Safecast / onyxfirmware

20 stars 8 forks source link

Serial race condition? #16

Open LucidOne opened 11 years ago

LucidOne commented 11 years ago

I am looking at adding support for accessing cpm over serial 1

void cmd_cpm(char *line) {
  char str[16];
  sprintf(str,"%.3f",system_geiger->get_cpm());
  serial_write_string(str);
}

If I run this command multiple times the device will lock up. KEYVALDUMP also as the same problem, if I run it over and over again the device locks up.

Any ideas where to start looking to fix this?

new299 commented 11 years ago

I don't think @IHeartRobotics pull request was supposed to fix this bug, so I'm reopening for the moment until we can verify that it's fixed.

elafargue commented 11 years ago

This is not fixed as far as I can tell: I just added "live view" in my Onyx viewer app, and the device locks up consistently after a minute or two of doing "GETCPM" once a second.

LucidOne commented 11 years ago

I wonder if it is locking when the geiger receives a count interrupt at the same time a read is happening.

elafargue commented 11 years ago

I did further tests on the latest dev branch: the counter consistently locks up within 2 minutes when sending GETCPM once per second, and sooner if I send the command faster.

IMHO this needs to be investigated pretty quick, since it influences reliability both on the CLI front, and also logging reliability.

new299 commented 11 years ago

Trying to track this down now.

new299 commented 11 years ago

I think the issue is with calls to the mpr121 (captouch controller) over i2c.

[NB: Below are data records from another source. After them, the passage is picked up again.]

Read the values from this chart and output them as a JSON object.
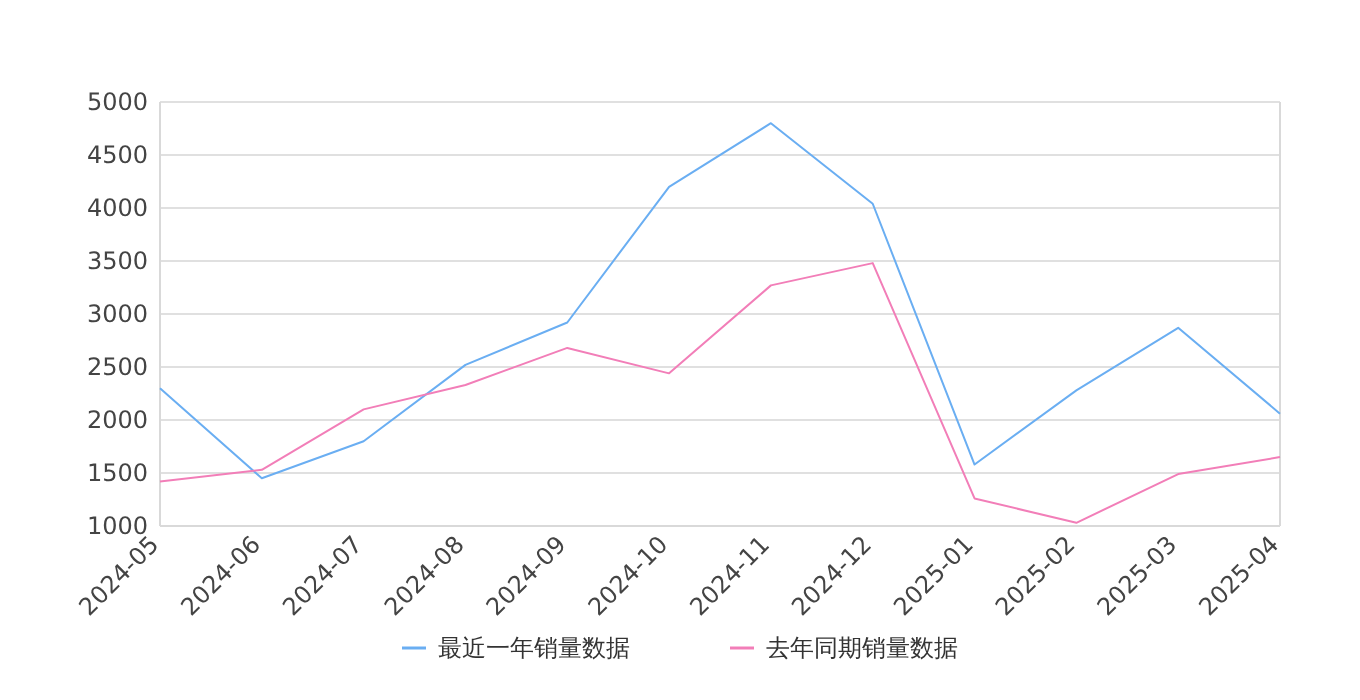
{
  "chart_data": {
    "type": "line",
    "categories": [
      "2024-05",
      "2024-06",
      "2024-07",
      "2024-08",
      "2024-09",
      "2024-10",
      "2024-11",
      "2024-12",
      "2025-01",
      "2025-02",
      "2025-03",
      "2025-04"
    ],
    "series": [
      {
        "name": "最近一年销量数据",
        "color": "#6aaef2",
        "values": [
          2300,
          1450,
          1800,
          2520,
          2920,
          4200,
          4800,
          4040,
          1580,
          2280,
          2870,
          2060
        ]
      },
      {
        "name": "去年同期销量数据",
        "color": "#f27eb8",
        "values": [
          1420,
          1530,
          2100,
          2330,
          2680,
          2440,
          3270,
          3480,
          1260,
          1030,
          1490,
          1650
        ]
      }
    ],
    "ylim": [
      1000,
      5000
    ],
    "yticks": [
      1000,
      1500,
      2000,
      2500,
      3000,
      3500,
      4000,
      4500,
      5000
    ],
    "grid": "y",
    "legend": "bottom"
  }
}
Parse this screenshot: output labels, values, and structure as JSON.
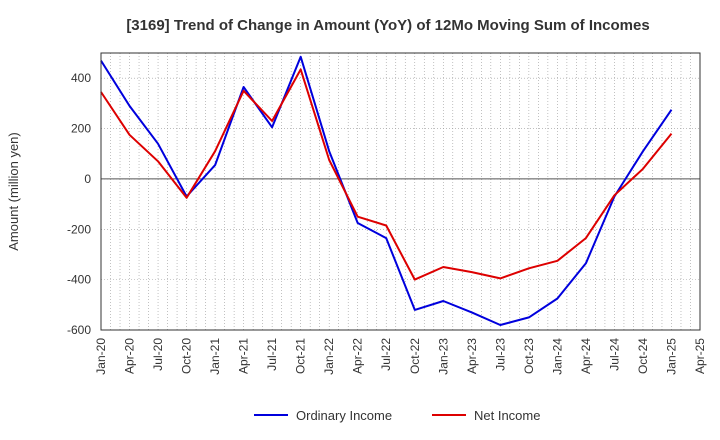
{
  "chart_data": {
    "type": "line",
    "title": "[3169]  Trend of Change in Amount (YoY) of 12Mo Moving Sum of Incomes",
    "xlabel": "",
    "ylabel": "Amount (million yen)",
    "ylim": [
      -600,
      500
    ],
    "yticks": [
      -600,
      -400,
      -200,
      0,
      200,
      400
    ],
    "categories": [
      "Jan-20",
      "Apr-20",
      "Jul-20",
      "Oct-20",
      "Jan-21",
      "Apr-21",
      "Jul-21",
      "Oct-21",
      "Jan-22",
      "Apr-22",
      "Jul-22",
      "Oct-22",
      "Jan-23",
      "Apr-23",
      "Jul-23",
      "Oct-23",
      "Jan-24",
      "Apr-24",
      "Jul-24",
      "Oct-24",
      "Jan-25",
      "Apr-25"
    ],
    "grid": true,
    "legend_position": "bottom",
    "series": [
      {
        "name": "Ordinary Income",
        "color": "#0000dd",
        "values": [
          470,
          290,
          140,
          -70,
          55,
          365,
          205,
          485,
          110,
          -175,
          -235,
          -520,
          -485,
          -530,
          -580,
          -550,
          -475,
          -335,
          -70,
          110,
          275,
          null
        ]
      },
      {
        "name": "Net Income",
        "color": "#dd0000",
        "values": [
          345,
          175,
          70,
          -75,
          110,
          350,
          230,
          435,
          75,
          -150,
          -185,
          -400,
          -350,
          -370,
          -395,
          -355,
          -325,
          -235,
          -65,
          40,
          180,
          null
        ]
      }
    ]
  }
}
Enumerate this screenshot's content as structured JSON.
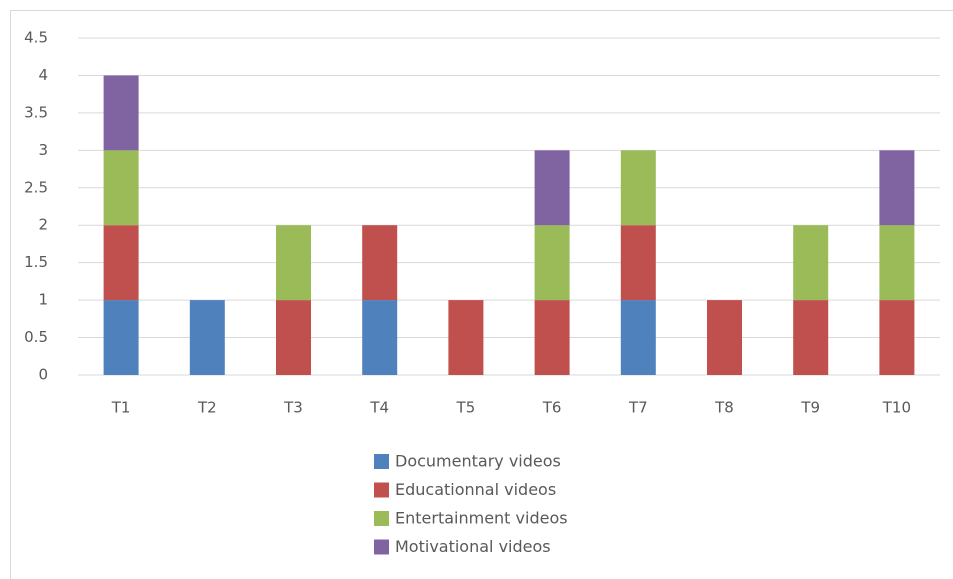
{
  "chart_data": {
    "type": "stacked_bar",
    "categories": [
      "T1",
      "T2",
      "T3",
      "T4",
      "T5",
      "T6",
      "T7",
      "T8",
      "T9",
      "T10"
    ],
    "series": [
      {
        "name": "Documentary videos",
        "color": "#4f81bd",
        "values": [
          1,
          1,
          0,
          1,
          0,
          0,
          1,
          0,
          0,
          0
        ]
      },
      {
        "name": "Educationnal videos",
        "color": "#c0504d",
        "values": [
          1,
          0,
          1,
          1,
          1,
          1,
          1,
          1,
          1,
          1
        ]
      },
      {
        "name": "Entertainment videos",
        "color": "#9bbb59",
        "values": [
          1,
          0,
          1,
          0,
          0,
          1,
          1,
          0,
          1,
          1
        ]
      },
      {
        "name": "Motivational videos",
        "color": "#8064a2",
        "values": [
          1,
          0,
          0,
          0,
          0,
          1,
          0,
          0,
          0,
          1
        ]
      }
    ],
    "ylim": [
      0,
      4.5
    ],
    "yticks": [
      0,
      0.5,
      1,
      1.5,
      2,
      2.5,
      3,
      3.5,
      4,
      4.5
    ],
    "grid": true,
    "legend": "bottom"
  }
}
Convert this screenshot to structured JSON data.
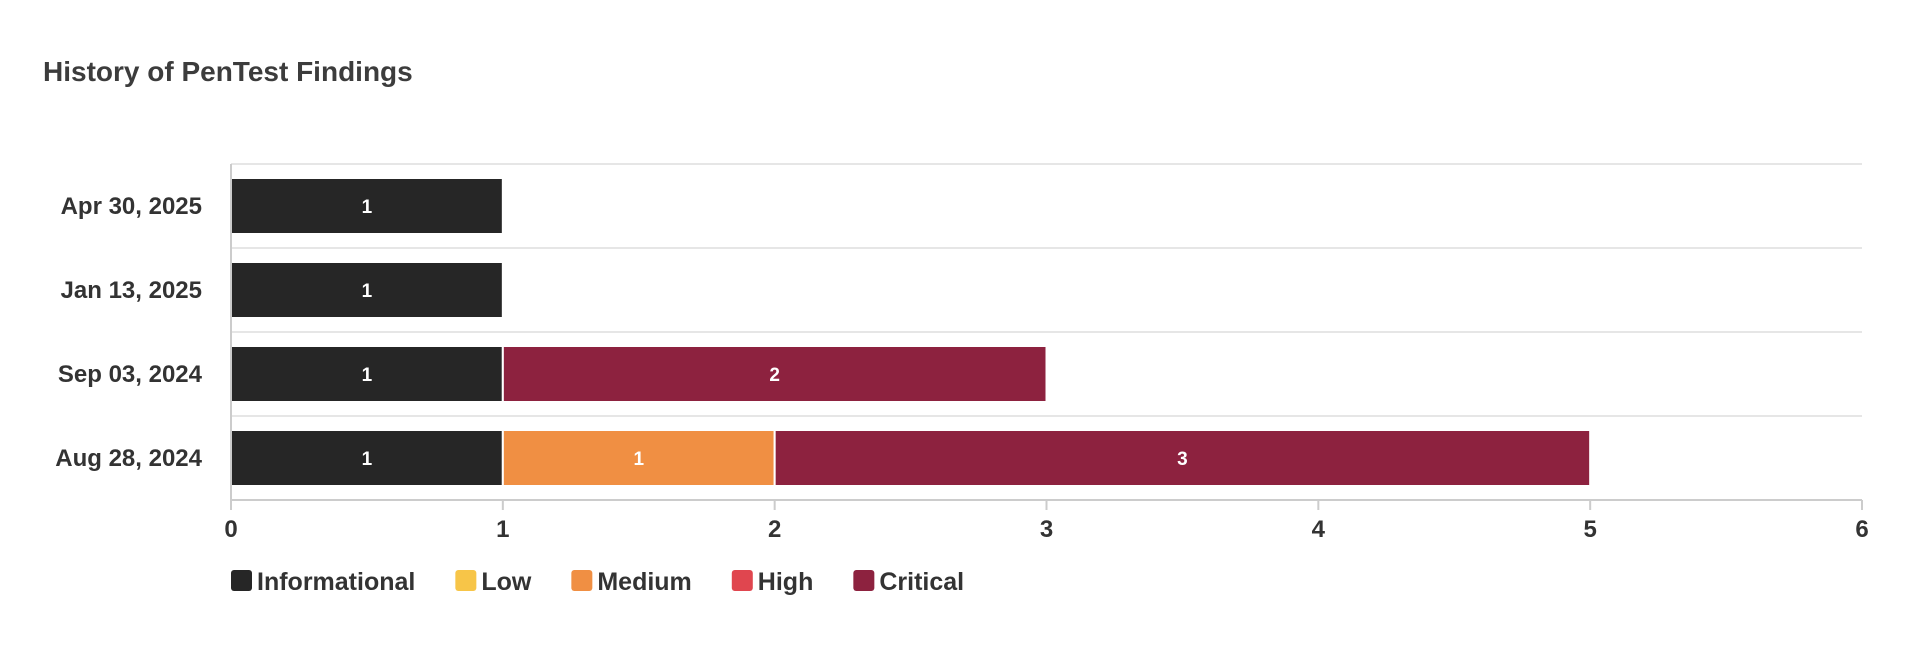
{
  "chart_data": {
    "type": "bar",
    "orientation": "horizontal",
    "stacked": true,
    "title": "History of PenTest Findings",
    "categories": [
      "Apr 30, 2025",
      "Jan 13, 2025",
      "Sep 03, 2024",
      "Aug 28, 2024"
    ],
    "series": [
      {
        "name": "Informational",
        "color": "#262626",
        "values": [
          1,
          1,
          1,
          1
        ]
      },
      {
        "name": "Low",
        "color": "#f7c548",
        "values": [
          0,
          0,
          0,
          0
        ]
      },
      {
        "name": "Medium",
        "color": "#f08f43",
        "values": [
          0,
          0,
          0,
          1
        ]
      },
      {
        "name": "High",
        "color": "#e0464f",
        "values": [
          0,
          0,
          0,
          0
        ]
      },
      {
        "name": "Critical",
        "color": "#8d223f",
        "values": [
          0,
          0,
          2,
          3
        ]
      }
    ],
    "xlim": [
      0,
      6
    ],
    "xticks": [
      0,
      1,
      2,
      3,
      4,
      5,
      6
    ],
    "grid": true,
    "legend_position": "bottom-left"
  }
}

These appeared to /sometimes/ hanging when the serial port was put under load, I'm not sure of the exact cause.

I've removed the non-interrupt driven calls to the mpr121, they were only required for faulty captouch devices we had in a couple of prototypes. I've tested GETCPM once a second and it no longer seems to hang on my device (with about 15mins testing currently).

Let me know if this resolves the issue for you guys.

elafargue commented 11 years ago

Just tested, it does seem to do the trick for me! Thanks Nava.

elafargue commented 11 years ago

After further tests: it looks like this change did something to the button on the back of the counter too, it does not seem to work properly on that version. The counter battery just starts to drain, the screen is dark, and the counter does not go into sleep mode properly. Reverting to the "12.12-devel" version solves this issue.

Does that sound like something that could have been introduced by this change?

new299 commented 11 years ago

@elafargue after some debugging it looks like this might be an issue with the changes in commit 071314bdfdf68a242b75c7a8ed0b547ef8e31003 "improve log format: Hall-effect sensor, initial fix". It could be the read mag sensor is initialized differently in logging mode, or the change in log sizes causes an issue. I've commented out the relevant changes and will revisit this later.

elafargue commented 10 years ago

This issue is now fixed as far as I can tell? No lockups for a long time on my device. Any other tester can confirm?